I'm sitting at my desk, staring at my computer screen, and shaking like a leaf. I slowly move my mouse and hover over the "Go Live" button and all I can think to myself is, "Why on Earth am I about to do this?" I close my eyes, click the button, and my life was totally changed. Okay I know that sounds extremely dramatic, but I promise you it isn't! Putting myself out there on my Twitch channel has been one of the best and yet one of the hardest experiences I have ever faced. And you know what? I wouldn't have it any other way. But lets start from the beginning.
I first decided I wanted to learn how to code thanks to the loving encouragement (and at times steady push) from my husband. He is a software engineer himself, and I would watch his work/life balance and admire it. As someone who has worked in healthcare for both animals AND people, long hours and working yourself to the brink were something that was normalized. Then Covid hits. I am sitting at home, stressed and overworked, while my husband is able to pick up the pieces and still have peace of mind working from home. It was there the spark began. I always had an interest in coding, especially since the good old Myspace and Tumblr days, but also had an intense fear of failure. I was never the best at math and considered myself more of the artsy type versus the intellectual type. Any time my husband tried to explain to me what he did on a daily basis, it literally sounded like gibberish. I felt like I just wasn't smart enough to understand the complexities of the coding world, and the anxiety and self-doubt creeped in. However, over many (and I mean many) words of affirmation from my friends and loved ones, I decided why not? What do I really have to lose? If it doesn't work out I can always continue the career I had prior. I might as well take the chance now, so that way I don't have to wonder what could have been. So, it was then I decided to devote myself to learning how to code, but where in the world was I supposed to begin?
Tutorials, tutorials, tutorials. There are hundreds if not thousands of different tutorials and learning resources that you can find online for free in order to learn how to code. I have another article that I wrote previously here that goes into detail about some of my favorites. Yes, that was a shameless plug but it really is good info I promise ๐ Personally, I really heavily debated on going to a coding bootcamp. I was worried that I wouldn't be able to maintain structure and self-discipline to learn on my own but I really didn't want to have to pay as much as it costs to go to one. Then one day, as I am scrolling through Twitch, I come across a channel called LearnWithLeon. There, the instructor Leon was teaching full-stack web development online for free and by watching his videos I gained the confidence to make the decision of learning on my own. It was also through his videos that he spoke about accountability and learning in public. Now, as someone who has some pretty intense anxiety I have always had trouble in social situations. I get in my head a lot and always wonder if the other people around me are judging me, if I am stuttering too much, talking too loudly, etc. I get extreme nerves at the thought of making a phone call and start sweating like there's no tomorrow just at the prospect of a zoom call. I took a long hard look at myself and thought about the person that I want to be and decided at that moment I didn't want to live in fear anymore. So what do I do? I decide to start a Twitch channel, and document my coding journey. If I can have to courage to change my career, I felt it was time to take another big step and have the courage to really present myself to the world.
Sounds easy enough, right? Nooo way. I got all my equipment to start my streaming journey, and sat on it for a few days just totally procrastinating.
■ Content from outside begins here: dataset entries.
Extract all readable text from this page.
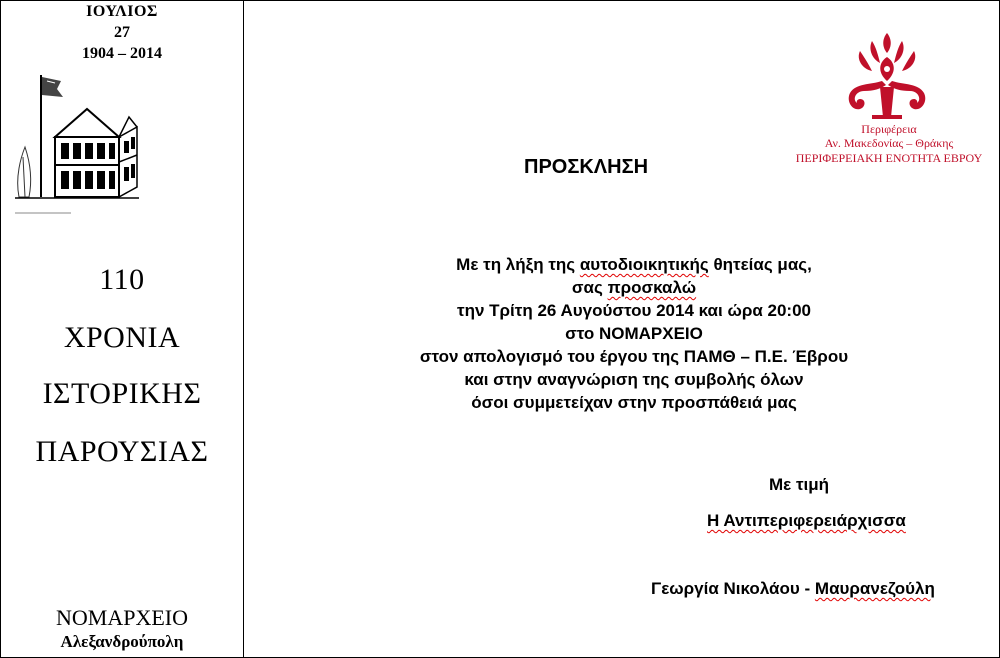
ΙΟΥΛΙΟΣ
27
1904 – 2014
110
ΧΡΟΝΙΑ
ΙΣΤΟΡΙΚΗΣ
ΠΑΡΟΥΣΙΑΣ
ΝΟΜΑΡΧΕΙΟ
Αλεξανδρούπολη
Περιφέρεια
Αν. Μακεδονίας – Θράκης
ΠΕΡΙΦΕΡΕΙΑΚΗ ΕΝΟΤΗΤΑ ΕΒΡΟΥ
ΠΡΟΣΚΛΗΣΗ
Με τη λήξη της αυτοδιοικητικής θητείας μας,
σας προσκαλώ
την Τρίτη 26 Αυγούστου 2014 και ώρα 20:00
στο ΝΟΜΑΡΧΕΙΟ
στον απολογισμό του έργου της ΠΑΜΘ – Π.Ε. Έβρου
και στην αναγνώριση της συμβολής όλων
όσοι συμμετείχαν στην προσπάθειά μας
Με τιμή
Η Αντιπεριφερειάρχισσα
Γεωργία Νικολάου - Μαυρανεζούλη
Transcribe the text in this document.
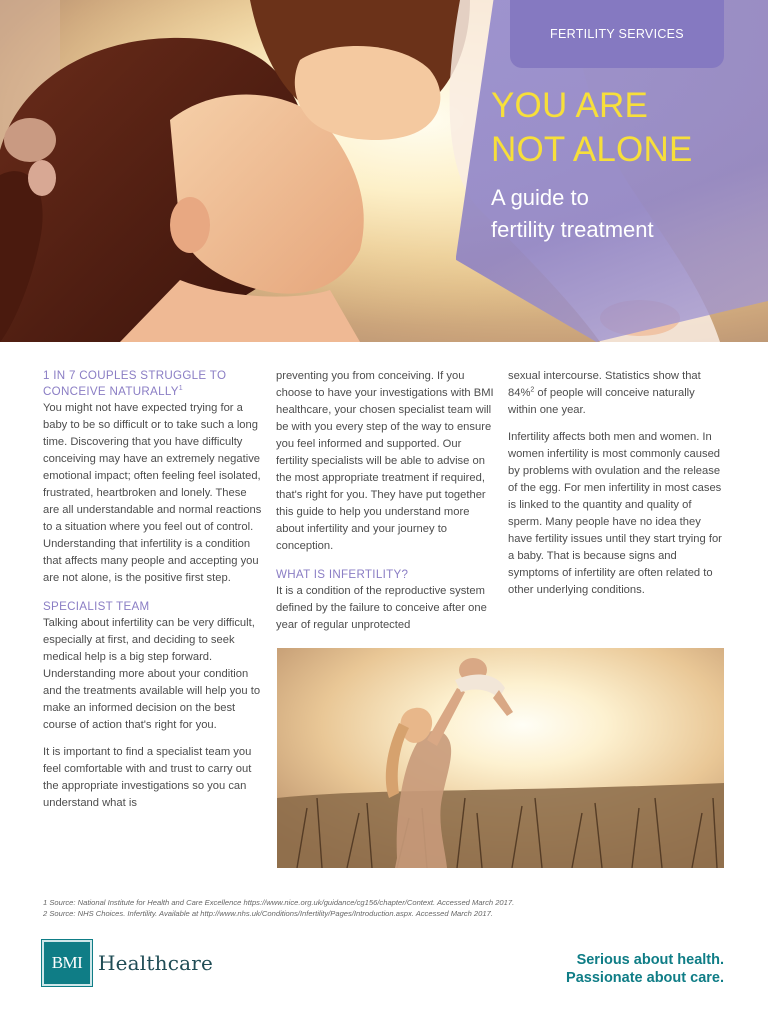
FERTILITY SERVICES
YOU ARE
NOT ALONE
A guide to
fertility treatment
1 IN 7 COUPLES STRUGGLE TO CONCEIVE NATURALLY$^1$

You might not have expected trying for a baby to be so difficult or to take such a long time. Discovering that you have difficulty conceiving may have an extremely negative emotional impact; often feeling feel isolated, frustrated, heartbroken and lonely. These are all understandable and normal reactions to a situation where you feel out of control. Understanding that infertility is a condition that affects many people and accepting you are not alone, is the positive first step.

SPECIALIST TEAM

Talking about infertility can be very difficult, especially at first, and deciding to seek medical help is a big step forward. Understanding more about your condition and the treatments available will help you to make an informed decision on the best course of action that's right for you.

It is important to find a specialist team you feel comfortable with and trust to carry out the appropriate investigations so you can understand what is

preventing you from conceiving. If you choose to have your investigations with BMI healthcare, your chosen specialist team will be with you every step of the way to ensure you feel informed and supported. Our fertility specialists will be able to advise on the most appropriate treatment if required, that's right for you. They have put together this guide to help you understand more about infertility and your journey to conception.

WHAT IS INFERTILITY?

It is a condition of the reproductive system defined by the failure to conceive after one year of regular unprotected

sexual intercourse. Statistics show that 84%$^2$ of people will conceive naturally within one year.

Infertility affects both men and women. In women infertility is most commonly caused by problems with ovulation and the release of the egg. For men infertility in most cases is linked to the quantity and quality of sperm. Many people have no idea they have fertility issues until they start trying for a baby. That is because signs and symptoms of infertility are often related to other underlying conditions.

1 Source: National Institute for Health and Care Excellence https://www.nice.org.uk/guidance/cg156/chapter/Context. Accessed March 2017.
2 Source: NHS Choices. Infertility. Available at http://www.nhs.uk/Conditions/Infertility/Pages/Introduction.aspx. Accessed March 2017.
BMI Healthcare	Serious about health.
Passionate about care.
I wanted to run away and hide under a rock somewhere, never to be perceived by anyone. And that has been my go to. I knew this needed to be different. It was time. I set up my stream, posted about it on Twitter so I had some accountability, and went live. I had never felt more afraid than I did that whole first stream. I was waiting for the heavy criticism. I was waiting for people to comment on my appearance, or say that I was coding incorrectly and that I wasn't cut out for this industry. Yet, the opposite happened. I got more support, words of wisdom, constructive feedback, and positive affirmations than I ever thought possible. These random strangers on the internet were taking the time out of their day to not just watch me code, but contribute to my learning. Learning to code is not easy, its been a tedious journey, and I still have a long way to go, but all the people who have appeared in that chat and have supported me have made it totally worth it. There have been a few times where I have felt on the brink of quitting, yet they are there with support and encouragement to help me through. Having that sense of community that has been cultivated through my Twitch channel and my Twitter has really helped me grow as a person. Now, don't get me wrong anxiety isn't black and white. I still get anxious from time to time, and that's just something I have to live with. But the amount that it has lessened due to me persevering and continuing to put myself out there truly is life changing. I no longer feel deathly afraid of talking with other people, and that allows me to connect with others in ways I never thought I could before. I am the me that I always knew I was, and now the world can finally see it too. All thanks to coding on Twitch~!